Once compiled, you can install the python module with:

scons install prefix=/your/prefix

The above command automatically calls pip if it is installed. If want to install an editable package for development, the best practice is to run the following in a virtual environment:

scons dev

This is equivalent to running pip install -e build-release/python[all]. You can check that everything is working fine with:

python3 -c 'import tamaas; print(tamaas)'

Important build options

Here are a selected few important compilation options:

build_type

Controls the type of build, which essentially changes the optimisation level (-O0 for debug, -O2 for profiling and -O3 for release) and the amount of debug information. Default type is release. Accepted values are:

  • release

  • debug

  • profiling

CXX

Compiler (uses the environment variable CXX by default).

CXXFLAGS

Compiler flags (uses the environment variable CXXFLAGS by default). Useful to add tuning flags (e.g. -march=native -mtune=native for GCC or -xHOST for Intel), or additional optimisation flags (e.g. -flto for link-time optimization).

backend

Controls the Thrust parallelism backend. Defaults to omp for OpenMP. Accepted values are:

  • omp: OpenMP

  • cpp: Sequential

  • tbb (unsupported): Threading Building Blocks

fftw_threads

Controls the FFTW thread model. Defaults to omp for OpenMP. Accepted values are:

  • omp: OpenMP

  • threads: PThreads

  • none: Sequential

use_mpi

Activates MPI-parallelism (boolean value).

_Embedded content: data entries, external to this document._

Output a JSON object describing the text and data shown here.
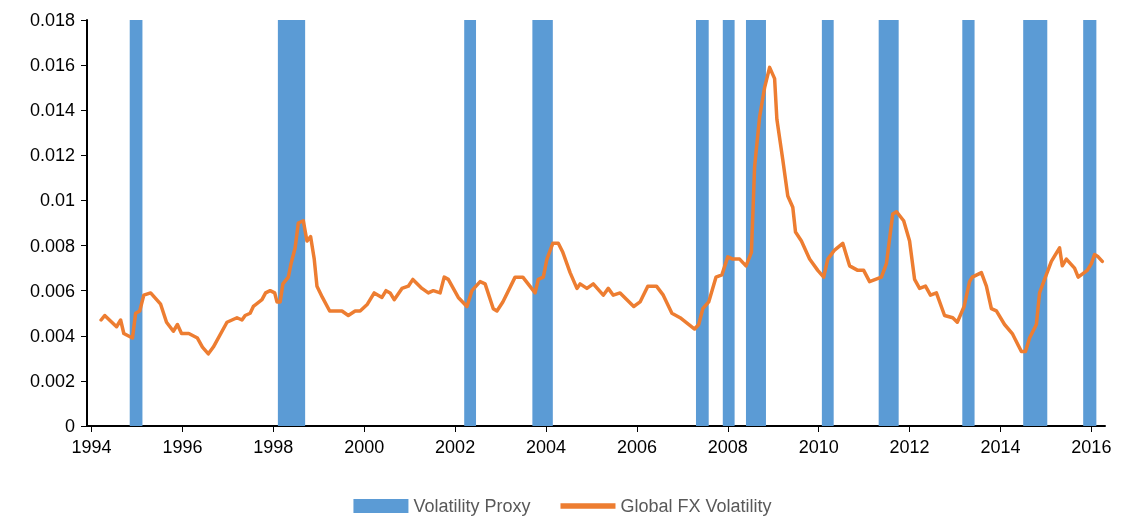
{
  "chart_data": {
    "type": "line",
    "x": [
      1994.21,
      1994.29,
      1994.55,
      1994.64,
      1994.71,
      1994.9,
      1994.97,
      1995.06,
      1995.15,
      1995.3,
      1995.52,
      1995.65,
      1995.8,
      1995.89,
      1995.98,
      1996.14,
      1996.33,
      1996.44,
      1996.57,
      1996.68,
      1996.98,
      1997.2,
      1997.31,
      1997.38,
      1997.49,
      1997.56,
      1997.75,
      1997.83,
      1997.93,
      1998.03,
      1998.08,
      1998.15,
      1998.21,
      1998.33,
      1998.39,
      1998.48,
      1998.55,
      1998.66,
      1998.74,
      1998.82,
      1998.9,
      1998.96,
      1999.08,
      1999.24,
      1999.4,
      1999.51,
      1999.65,
      1999.8,
      1999.91,
      2000.07,
      2000.22,
      2000.39,
      2000.48,
      2000.57,
      2000.66,
      2000.83,
      2000.97,
      2001.07,
      2001.27,
      2001.41,
      2001.52,
      2001.67,
      2001.76,
      2001.85,
      2002.07,
      2002.26,
      2002.37,
      2002.55,
      2002.66,
      2002.84,
      2002.92,
      2003.05,
      2003.32,
      2003.38,
      2003.49,
      2003.76,
      2003.83,
      2003.94,
      2004.02,
      2004.15,
      2004.27,
      2004.37,
      2004.53,
      2004.68,
      2004.75,
      2004.9,
      2005.04,
      2005.26,
      2005.37,
      2005.48,
      2005.63,
      2005.78,
      2005.93,
      2006.07,
      2006.24,
      2006.43,
      2006.58,
      2006.77,
      2006.95,
      2007.27,
      2007.36,
      2007.45,
      2007.58,
      2007.74,
      2007.87,
      2008.0,
      2008.11,
      2008.26,
      2008.4,
      2008.52,
      2008.59,
      2008.7,
      2008.81,
      2008.92,
      2009.03,
      2009.08,
      2009.21,
      2009.32,
      2009.43,
      2009.49,
      2009.62,
      2009.8,
      2009.98,
      2010.11,
      2010.2,
      2010.35,
      2010.53,
      2010.68,
      2010.86,
      2010.99,
      2011.12,
      2011.38,
      2011.49,
      2011.63,
      2011.71,
      2011.87,
      2012.0,
      2012.11,
      2012.22,
      2012.35,
      2012.46,
      2012.59,
      2012.77,
      2012.95,
      2013.05,
      2013.2,
      2013.32,
      2013.38,
      2013.58,
      2013.69,
      2013.8,
      2013.91,
      2014.09,
      2014.26,
      2014.46,
      2014.55,
      2014.64,
      2014.79,
      2014.86,
      2014.97,
      2015.12,
      2015.3,
      2015.36,
      2015.45,
      2015.63,
      2015.71,
      2015.91,
      2016.0,
      2016.07,
      2016.15,
      2016.24
    ],
    "series": [
      {
        "name": "Global FX Volatility",
        "color": "#ed7d31",
        "values": [
          0.0047,
          0.0049,
          0.0044,
          0.0047,
          0.0041,
          0.0039,
          0.005,
          0.0051,
          0.0058,
          0.0059,
          0.0054,
          0.0046,
          0.0042,
          0.0045,
          0.0041,
          0.0041,
          0.0039,
          0.0035,
          0.0032,
          0.0035,
          0.0046,
          0.0048,
          0.0047,
          0.0049,
          0.005,
          0.0053,
          0.0056,
          0.0059,
          0.006,
          0.0059,
          0.0055,
          0.0055,
          0.0063,
          0.0066,
          0.0072,
          0.0079,
          0.009,
          0.0091,
          0.0082,
          0.0084,
          0.0074,
          0.0062,
          0.0057,
          0.0051,
          0.0051,
          0.0051,
          0.0049,
          0.0051,
          0.0051,
          0.0054,
          0.0059,
          0.0057,
          0.006,
          0.0059,
          0.0056,
          0.0061,
          0.0062,
          0.0065,
          0.0061,
          0.0059,
          0.006,
          0.0059,
          0.0066,
          0.0065,
          0.0057,
          0.0053,
          0.006,
          0.0064,
          0.0063,
          0.0052,
          0.0051,
          0.0055,
          0.0066,
          0.0066,
          0.0066,
          0.0059,
          0.0065,
          0.0066,
          0.0074,
          0.0081,
          0.0081,
          0.0077,
          0.0068,
          0.0061,
          0.0063,
          0.0061,
          0.0063,
          0.0058,
          0.0061,
          0.0058,
          0.0059,
          0.0056,
          0.0053,
          0.0055,
          0.0062,
          0.0062,
          0.0058,
          0.005,
          0.0048,
          0.0043,
          0.0045,
          0.0052,
          0.0055,
          0.0066,
          0.0067,
          0.0075,
          0.0074,
          0.0074,
          0.0071,
          0.0077,
          0.0115,
          0.0137,
          0.015,
          0.0159,
          0.0154,
          0.0136,
          0.0118,
          0.0102,
          0.0097,
          0.0086,
          0.0082,
          0.0074,
          0.0069,
          0.0066,
          0.0074,
          0.0078,
          0.0081,
          0.0071,
          0.0069,
          0.0069,
          0.0064,
          0.0066,
          0.0072,
          0.0094,
          0.0095,
          0.0091,
          0.0082,
          0.0065,
          0.0061,
          0.0062,
          0.0058,
          0.0059,
          0.0049,
          0.0048,
          0.0046,
          0.0053,
          0.0064,
          0.0066,
          0.0068,
          0.0062,
          0.0052,
          0.0051,
          0.0045,
          0.0041,
          0.0033,
          0.0033,
          0.0039,
          0.0045,
          0.0059,
          0.0065,
          0.0073,
          0.0079,
          0.0071,
          0.0074,
          0.007,
          0.0066,
          0.0069,
          0.0072,
          0.0076,
          0.0075,
          0.0073
        ]
      }
    ],
    "bands": [
      {
        "axis": "x",
        "from": 1994.84,
        "to": 1995.12,
        "label": "Volatility Proxy",
        "color": "#5b9bd5"
      },
      {
        "axis": "x",
        "from": 1998.1,
        "to": 1998.7,
        "color": "#5b9bd5"
      },
      {
        "axis": "x",
        "from": 2002.2,
        "to": 2002.46,
        "color": "#5b9bd5"
      },
      {
        "axis": "x",
        "from": 2003.7,
        "to": 2004.15,
        "color": "#5b9bd5"
      },
      {
        "axis": "x",
        "from": 2007.3,
        "to": 2007.58,
        "color": "#5b9bd5"
      },
      {
        "axis": "x",
        "from": 2007.89,
        "to": 2008.15,
        "color": "#5b9bd5"
      },
      {
        "axis": "x",
        "from": 2008.4,
        "to": 2008.84,
        "color": "#5b9bd5"
      },
      {
        "axis": "x",
        "from": 2010.07,
        "to": 2010.33,
        "color": "#5b9bd5"
      },
      {
        "axis": "x",
        "from": 2011.32,
        "to": 2011.76,
        "color": "#5b9bd5"
      },
      {
        "axis": "x",
        "from": 2013.16,
        "to": 2013.43,
        "color": "#5b9bd5"
      },
      {
        "axis": "x",
        "from": 2014.5,
        "to": 2015.03,
        "color": "#5b9bd5"
      },
      {
        "axis": "x",
        "from": 2015.82,
        "to": 2016.11,
        "color": "#5b9bd5"
      }
    ],
    "xlim": [
      1993.9,
      2016.3
    ],
    "xticks": [
      1994,
      1996,
      1998,
      2000,
      2002,
      2004,
      2006,
      2008,
      2010,
      2012,
      2014,
      2016
    ],
    "ylim": [
      0,
      0.018
    ],
    "yticks": [
      0,
      0.002,
      0.004,
      0.006,
      0.008,
      0.01,
      0.012,
      0.014,
      0.016,
      0.018
    ],
    "grid": false,
    "legend": "bottom",
    "marker": "none",
    "line_style": "solid"
  }
}
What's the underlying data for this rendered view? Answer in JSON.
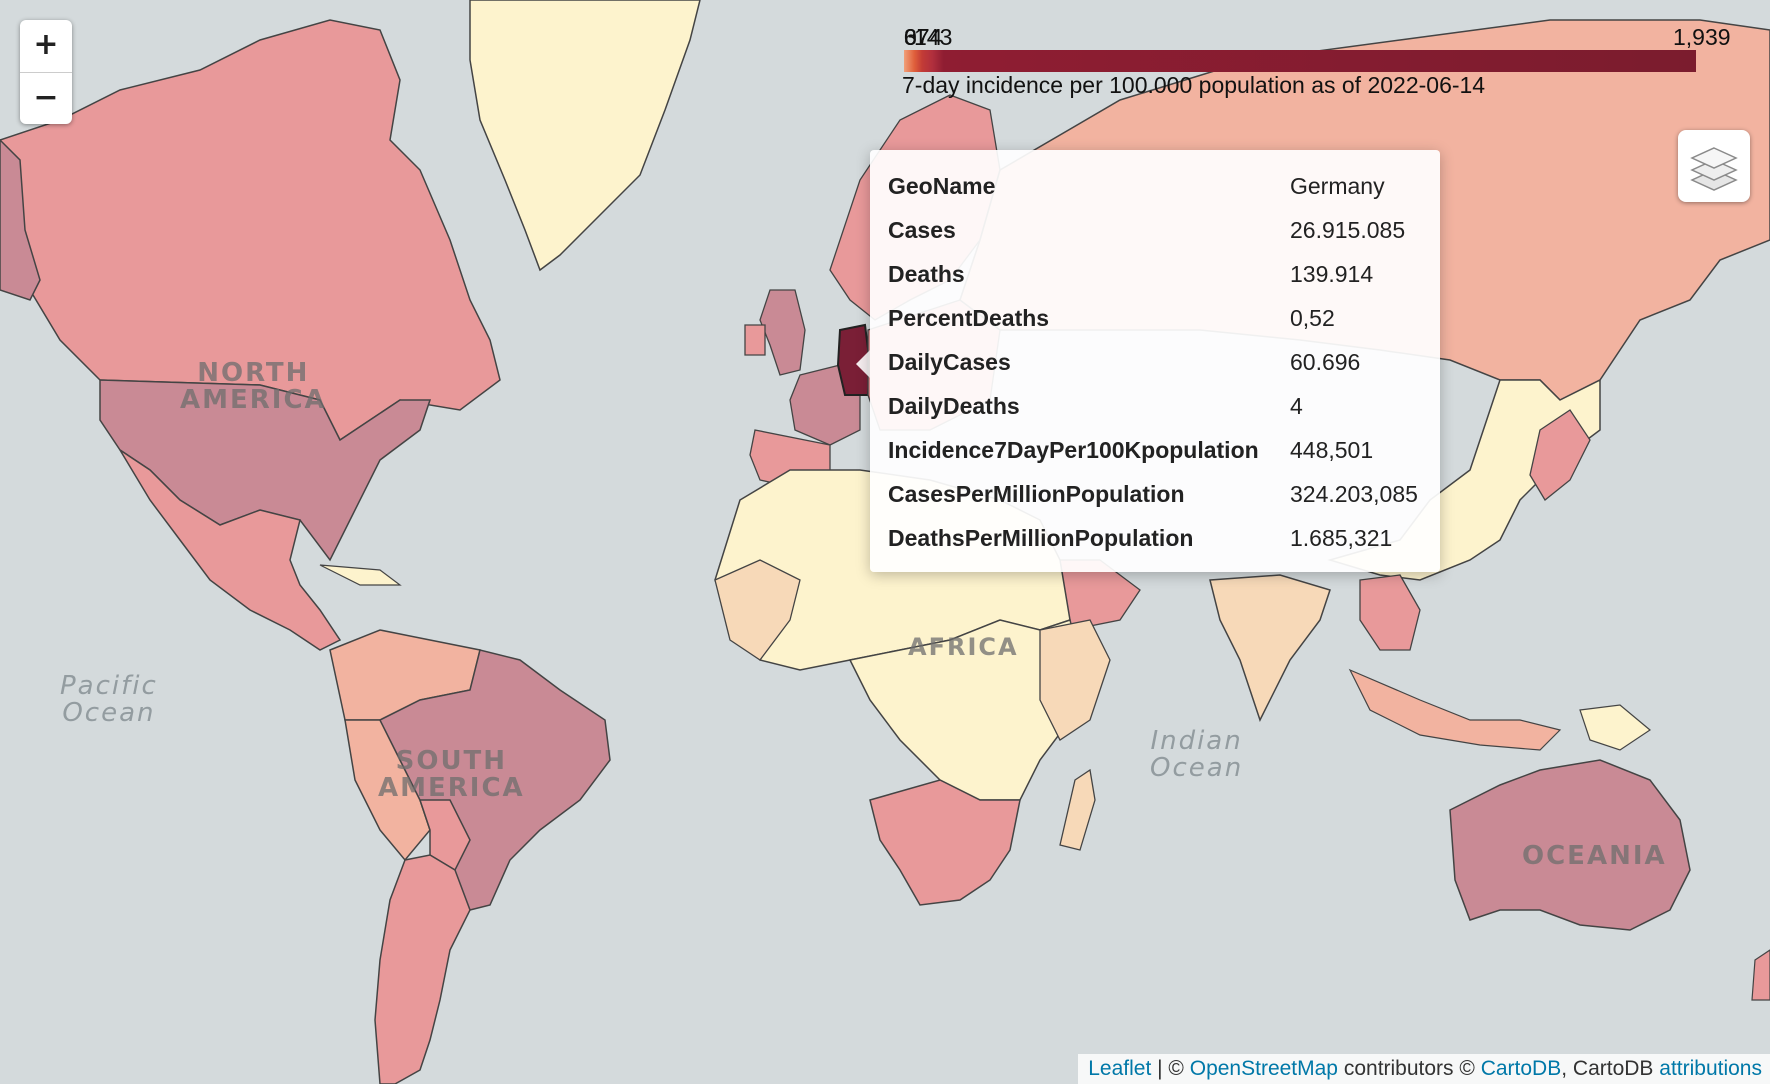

More details on the above options can be found in Performance.

Building the docs

Documentation is built using scons doc. Make sure to have the correct dependencies installed (they are already provided in the Docker image).

Running the contact pipe tools

Once installed, the python package provides a tamaas command, which defines three subcommands that can be used to explore the mechanics of elastic rough contact:

  • surface generates randomly rough surfaces (see Random rough surfaces)

  • contact solves an elastic contact problem with a surface read from stdin (see Solving contact)

  • plot plots the surface tractions and displacements read from stdin

Here’s a sample command line for you to try out:

tamaas surface --cutoffs 2 4 64 --size 512 512 --hurst 0.8 | tamaas contact 1 | tamaas plot

Check out the help of each command (e.g. tamaas surface -h) for a description of the arguments.

Running the tests

You need to activate the build_tests option to compile the tests:

scons build_tests=True

Tests can then be run with the scons test command. Make sure you have pytest installed.